So who has more advisers per capita, the US or Australia?
While it has by far the largest base of financial advisers across the globe, the US is facing a dearth of successful new entrants to the profession that mirrors the challenges faced at home in the Australian market.
The barriers to enter the advice profession differ significantly between the two nations, as do the regulatory parameters. Australia has (relatively) strict educational requirements and a professional year program for new entrants, while the US relies on the attainment of professional product licenses and a separate ‘Series 65’ exam.
Licensed advisers in Australia currently all fall in the same bucket (barring retail and wholesale distinctions), while US advisers are also split into ‘broker-dealers’ and Registered Investment Advisors (RIAs), with only RIAs carrying a fiduciary duty and having to act in the best interest of their clients.
Yet the fundamental issues facing the industry in the two nations – too many advisers leaving the profession and not enough coming through to replace them – bear a striking similarity.
The US maintains the world’s most comprehensive adviser workforce, which far outstrips the per capita numbers in Australia. Roughly 330,000 financial advisers in the US service an adult population of 260 million people, while approximately 16,000 Australian advisers service an adult population of 20 million.
That gives the US one adviser per 787 adults, compared to one Australian adviser for every 1,250 adults.
But while the falling adviser numbers in Australia have been a well-documented issue – one that turned the advice ‘quality’ review, scheduled by Hayne after the royal commission, into a desperate attempt to increase access and affordability – the problem in the US is only recently escalating.
According to US research firm Cerulli Associates, 106,264 advisers (spelt ‘advisors’ in the US) plan to retire in the next decade, representing 36.8 per cent of industry headcount.
High failure rates for new entrants are just as discouraging. Currently 72 per cent of rookie advisers “wash out or leave the profession” before establishing their careers, Cerulli’s June US Asset and Wealth Management report states.
The central issue for retiring advisers, the report puts forward, is a lack of succession planning options, with the personal side of transferring clients to a new adviser the biggest challenge.
“Many advisors delay making formal retirement arrangements until their options begin to dwindle,” the report states. “Practice management professionals caution that advisors often encounter roadblocks, including the emotional impact of transferring clients, finding a qualified buyer, and accurately valuing their practice.”
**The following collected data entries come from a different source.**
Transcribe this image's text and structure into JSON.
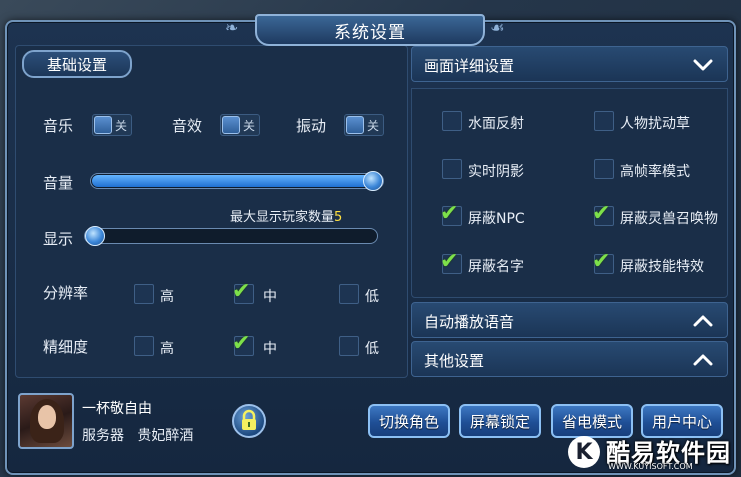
{
  "dialog": {
    "title": "系统设置"
  },
  "basic": {
    "tab_label": "基础设置",
    "music": {
      "label": "音乐",
      "state": "关"
    },
    "sfx": {
      "label": "音效",
      "state": "关"
    },
    "vibrate": {
      "label": "振动",
      "state": "关"
    },
    "volume": {
      "label": "音量",
      "value_fraction": 1.0
    },
    "display": {
      "label": "显示",
      "value_fraction": 0.0,
      "max_players_label": "最大显示玩家数量",
      "max_players_value": "5"
    },
    "resolution": {
      "label": "分辨率",
      "options": [
        "高",
        "中",
        "低"
      ],
      "selected": "中"
    },
    "detail": {
      "label": "精细度",
      "options": [
        "高",
        "中",
        "低"
      ],
      "selected": "中"
    }
  },
  "graphics": {
    "header": "画面详细设置",
    "options": [
      {
        "label": "水面反射",
        "checked": false
      },
      {
        "label": "人物扰动草",
        "checked": false
      },
      {
        "label": "实时阴影",
        "checked": false
      },
      {
        "label": "高帧率模式",
        "checked": false
      },
      {
        "label": "屏蔽NPC",
        "checked": true
      },
      {
        "label": "屏蔽灵兽召唤物",
        "checked": true
      },
      {
        "label": "屏蔽名字",
        "checked": true
      },
      {
        "label": "屏蔽技能特效",
        "checked": true
      }
    ]
  },
  "auto_voice": {
    "header": "自动播放语音"
  },
  "other": {
    "header": "其他设置"
  },
  "player": {
    "name": "一杯敬自由",
    "server_label": "服务器",
    "server_name": "贵妃醉酒"
  },
  "buttons": {
    "switch_role": "切换角色",
    "screen_lock": "屏幕锁定",
    "power_save": "省电模式",
    "user_center": "用户中心"
  },
  "watermark": {
    "letter": "K",
    "text": "酷易软件园",
    "url": "WWW.KUYISOFT.COM"
  },
  "colors": {
    "accent": "#2f7be0",
    "check": "#7de04a",
    "highlight": "#ffe040"
  }
}
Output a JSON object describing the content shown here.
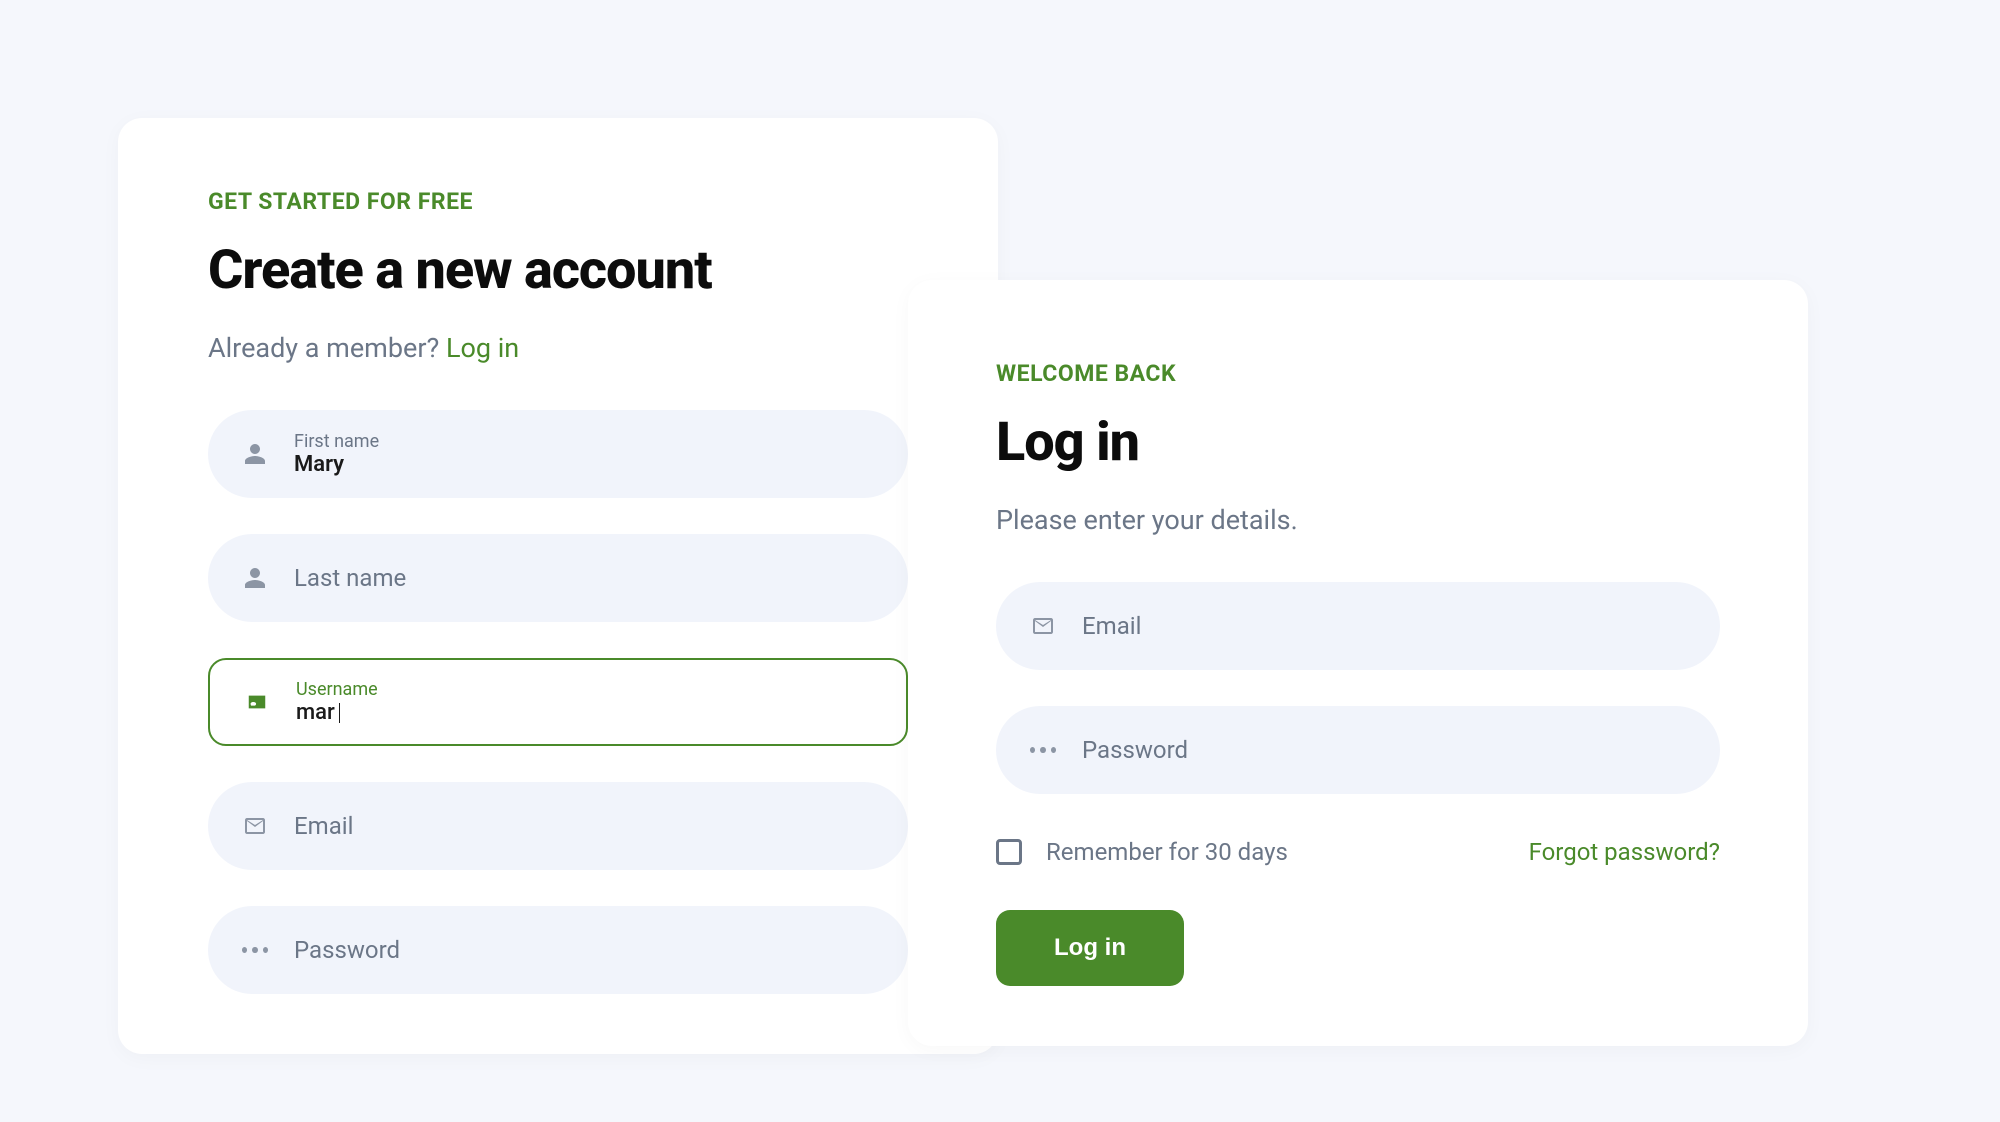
{
  "signup": {
    "eyebrow": "GET STARTED FOR FREE",
    "title": "Create a new account",
    "member_text": "Already a member? ",
    "login_link": "Log in",
    "fields": {
      "firstname": {
        "label": "First name",
        "value": "Mary"
      },
      "lastname": {
        "placeholder": "Last name"
      },
      "username": {
        "label": "Username",
        "value": "mar"
      },
      "email": {
        "placeholder": "Email"
      },
      "password": {
        "placeholder": "Password"
      }
    }
  },
  "login": {
    "eyebrow": "WELCOME BACK",
    "title": "Log in",
    "subtitle": "Please enter your details.",
    "fields": {
      "email": {
        "placeholder": "Email"
      },
      "password": {
        "placeholder": "Password"
      }
    },
    "remember_label": "Remember for 30 days",
    "forgot_link": "Forgot password?",
    "submit_label": "Log in"
  }
}
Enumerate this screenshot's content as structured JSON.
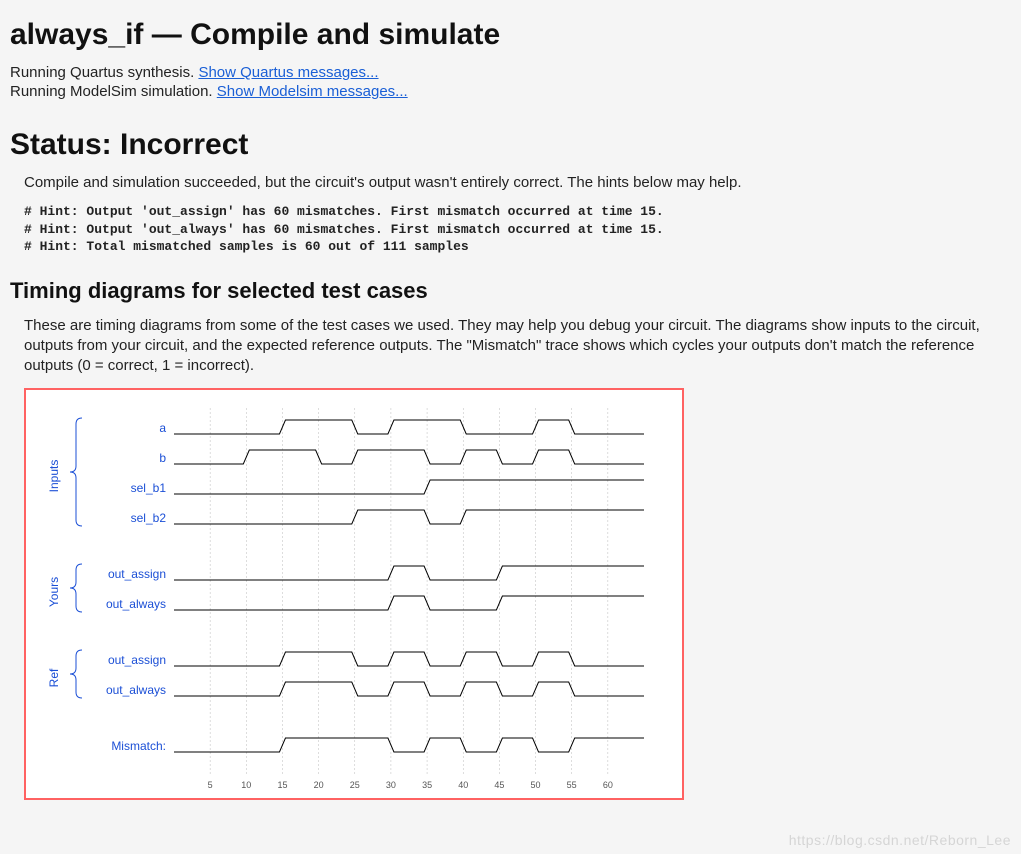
{
  "title": "always_if — Compile and simulate",
  "run": {
    "quartus_prefix": "Running Quartus synthesis. ",
    "quartus_link": "Show Quartus messages...",
    "modelsim_prefix": "Running ModelSim simulation. ",
    "modelsim_link": "Show Modelsim messages..."
  },
  "status": {
    "heading": "Status: Incorrect",
    "desc": "Compile and simulation succeeded, but the circuit's output wasn't entirely correct. The hints below may help."
  },
  "hints": "# Hint: Output 'out_assign' has 60 mismatches. First mismatch occurred at time 15.\n# Hint: Output 'out_always' has 60 mismatches. First mismatch occurred at time 15.\n# Hint: Total mismatched samples is 60 out of 111 samples",
  "timing": {
    "heading": "Timing diagrams for selected test cases",
    "desc": "These are timing diagrams from some of the test cases we used. They may help you debug your circuit. The diagrams show inputs to the circuit, outputs from your circuit, and the expected reference outputs. The \"Mismatch\" trace shows which cycles your outputs don't match the reference outputs (0 = correct, 1 = incorrect)."
  },
  "chart_data": {
    "type": "timing_diagram",
    "time_start": 5,
    "time_end": 62,
    "ticks": [
      5,
      10,
      15,
      20,
      25,
      30,
      35,
      40,
      45,
      50,
      55,
      60
    ],
    "groups": [
      {
        "name": "Inputs",
        "signals": [
          "a",
          "b",
          "sel_b1",
          "sel_b2"
        ]
      },
      {
        "name": "Yours",
        "signals": [
          "out_assign",
          "out_always"
        ]
      },
      {
        "name": "Ref",
        "signals": [
          "out_assign",
          "out_always"
        ]
      },
      {
        "name": "",
        "signals": [
          "Mismatch:"
        ]
      }
    ],
    "signals": {
      "a": {
        "init": 0,
        "transitions": [
          15,
          25,
          30,
          40,
          50,
          55
        ]
      },
      "b": {
        "init": 0,
        "transitions": [
          10,
          20,
          25,
          35,
          40,
          45,
          50,
          55
        ]
      },
      "sel_b1": {
        "init": 0,
        "transitions": [
          35
        ]
      },
      "sel_b2": {
        "init": 0,
        "transitions": [
          25,
          35,
          40
        ]
      },
      "yours_out_assign": {
        "init": 0,
        "transitions": [
          30,
          35,
          45
        ]
      },
      "yours_out_always": {
        "init": 0,
        "transitions": [
          30,
          35,
          45
        ]
      },
      "ref_out_assign": {
        "init": 0,
        "transitions": [
          15,
          25,
          30,
          35,
          40,
          45,
          50,
          55
        ]
      },
      "ref_out_always": {
        "init": 0,
        "transitions": [
          15,
          25,
          30,
          35,
          40,
          45,
          50,
          55
        ]
      },
      "mismatch": {
        "init": 0,
        "transitions": [
          15,
          30,
          35,
          40,
          45,
          50,
          55
        ]
      }
    }
  },
  "watermark": "https://blog.csdn.net/Reborn_Lee"
}
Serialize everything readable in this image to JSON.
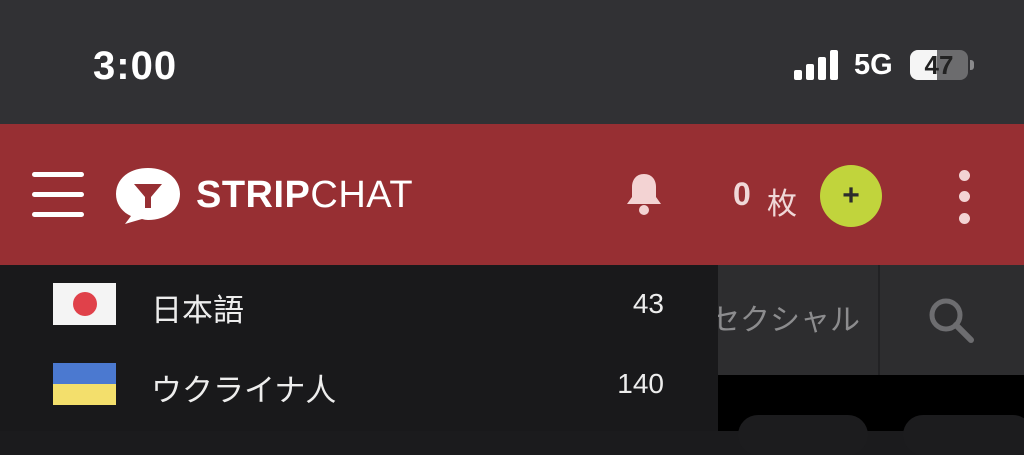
{
  "status_bar": {
    "time": "3:00",
    "network": "5G",
    "battery_level": "47",
    "battery_fraction": 0.47
  },
  "header": {
    "logo_strong": "STRIP",
    "logo_light": "CHAT",
    "tokens_count": "0",
    "tokens_unit": "枚",
    "add_label": "+",
    "brand_color": "#972f33",
    "accent_color": "#c1d43c",
    "icons": [
      "menu-icon",
      "logo-icon",
      "bell-icon",
      "more-icon"
    ]
  },
  "languages": [
    {
      "label": "日本語",
      "count": "43",
      "flag": "japan-flag"
    },
    {
      "label": "ウクライナ人",
      "count": "140",
      "flag": "ukraine-flag"
    }
  ],
  "background": {
    "tag_partial": "セクシャル",
    "search_icon": "search-icon"
  }
}
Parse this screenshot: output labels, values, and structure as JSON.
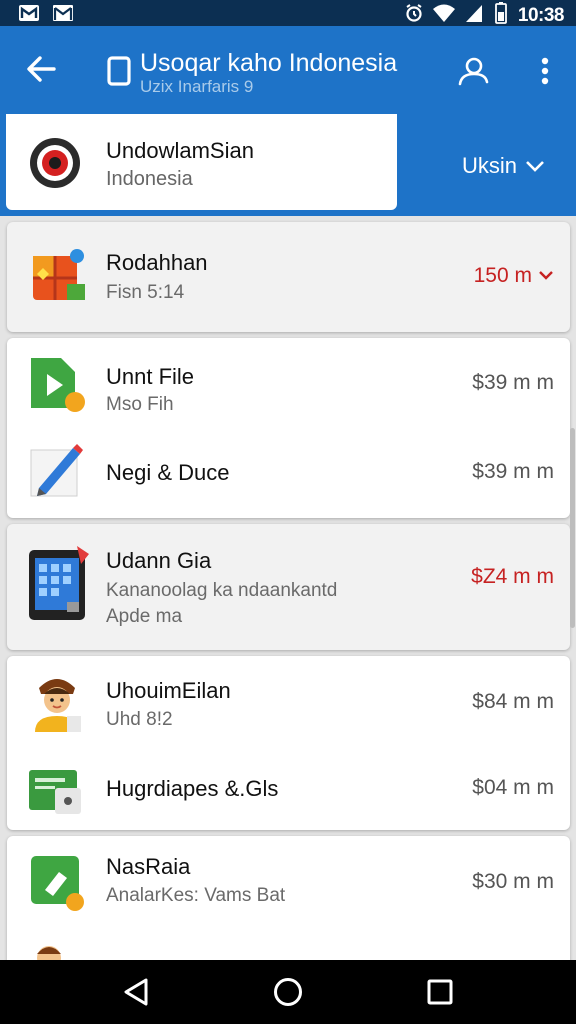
{
  "status_bar": {
    "time": "10:38",
    "icons": [
      "m-icon",
      "gmail-icon",
      "alarm-icon",
      "wifi-icon",
      "signal-icon",
      "battery-icon"
    ]
  },
  "app_bar": {
    "title": "Usoqar kaho Indonesia",
    "subtitle": "Uzix Inarfaris 9",
    "color": "#1e73c8"
  },
  "account": {
    "name": "UndowlamSian",
    "region": "Indonesia",
    "selector": "Uksin"
  },
  "items": [
    {
      "title": "Rodahhan",
      "sub": "Fisn 5:14",
      "value": "150 m",
      "red": true,
      "icon": "gift-icon"
    },
    {
      "title": "Unnt File",
      "sub": "Mso Fih",
      "value": "$39 m m",
      "icon": "green-play-icon"
    },
    {
      "title": "Negi & Duce",
      "sub": "",
      "value": "$39 m m",
      "icon": "pencil-note-icon"
    },
    {
      "title": "Udann Gia",
      "sub": "Kananoolag ka ndaankantd",
      "sub2": "Apde ma",
      "value": "$Z4 m m",
      "red": true,
      "icon": "calendar-grid-icon"
    },
    {
      "title": "UhouimEilan",
      "sub": "Uhd 8!2",
      "value": "$84 m m",
      "icon": "person-avatar-icon"
    },
    {
      "title": "Hugrdiapes &.Gls",
      "sub": "",
      "value": "$04 m m",
      "icon": "green-card-icon"
    },
    {
      "title": "NasRaia",
      "sub": "AnalarKes: Vams Bat",
      "value": "$30 m m",
      "icon": "green-tag-icon"
    }
  ],
  "colors": {
    "accent_red": "#c62222",
    "status_bar": "#0c2f52"
  }
}
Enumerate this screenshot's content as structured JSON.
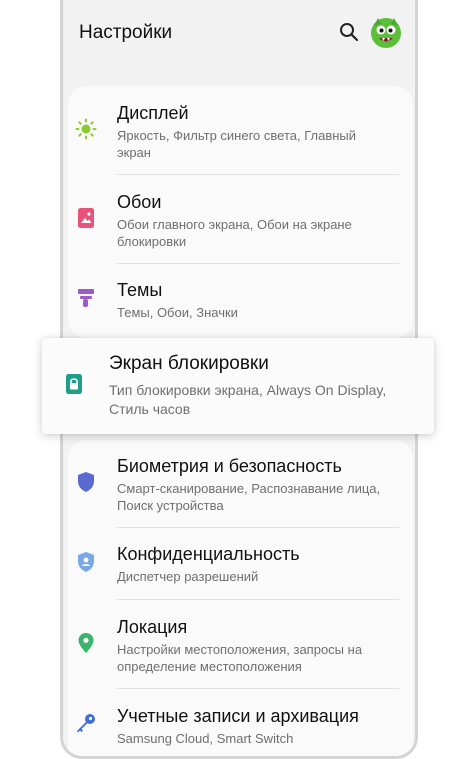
{
  "header": {
    "title": "Настройки",
    "search_icon": "search-icon",
    "avatar_icon": "avatar-icon"
  },
  "colors": {
    "display": "#8ccb2e",
    "wallpaper": "#e8537b",
    "themes": "#9b59c9",
    "lock": "#1f9e8a",
    "biometrics": "#5b6ad0",
    "privacy": "#7aa7e6",
    "location": "#3ab56b",
    "accounts": "#3f6fd1"
  },
  "items": [
    {
      "label": "Дисплей",
      "sub": "Яркость, Фильтр синего света, Главный экран",
      "icon": "sun-icon"
    },
    {
      "label": "Обои",
      "sub": "Обои главного экрана, Обои на экране блокировки",
      "icon": "wallpaper-icon"
    },
    {
      "label": "Темы",
      "sub": "Темы, Обои, Значки",
      "icon": "brush-icon"
    },
    {
      "label": "Экран блокировки",
      "sub": "Тип блокировки экрана, Always On Display, Стиль часов",
      "icon": "lock-icon"
    },
    {
      "label": "Биометрия и безопасность",
      "sub": "Смарт-сканирование, Распознавание лица, Поиск устройства",
      "icon": "shield-icon"
    },
    {
      "label": "Конфиденциальность",
      "sub": "Диспетчер разрешений",
      "icon": "privacy-shield-icon"
    },
    {
      "label": "Локация",
      "sub": "Настройки местоположения, запросы на определение местоположения",
      "icon": "location-pin-icon"
    },
    {
      "label": "Учетные записи и архивация",
      "sub": "Samsung Cloud, Smart Switch",
      "icon": "key-icon"
    }
  ]
}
In terms of new entrants, the problem in the US isn’t attracting rookies – as it is in Australia – but keeping them.
“The number of new advisors entering the industry is barely offsetting retirements and trainee failures, as firms across all channels struggle with high wash-out rates,” the report states.
Total headcount for the US only grew by 2,570 advisers (net) in 2022, or about 0.78 per cent.
So while firms in the US are working to strengthen the talent pipelines by capturing talent from other industries, they are also heavily focused on providing better training and mentoring so those new entrants stick around.
“A well-structured training program should gradually shift rookie advisors into production and provide a natural progression of their roles and responsibilities, so that practices can capitalize on a new resource without boxing a rookie into an operational or support role,” the report states.
In this sense, the US is following Australia’s path with its development of more structured training programs for new entrants. While professional training programs aren’t mandated by the government in the US, as they are in Australia, market forces seem to be leading advice firms down the same path.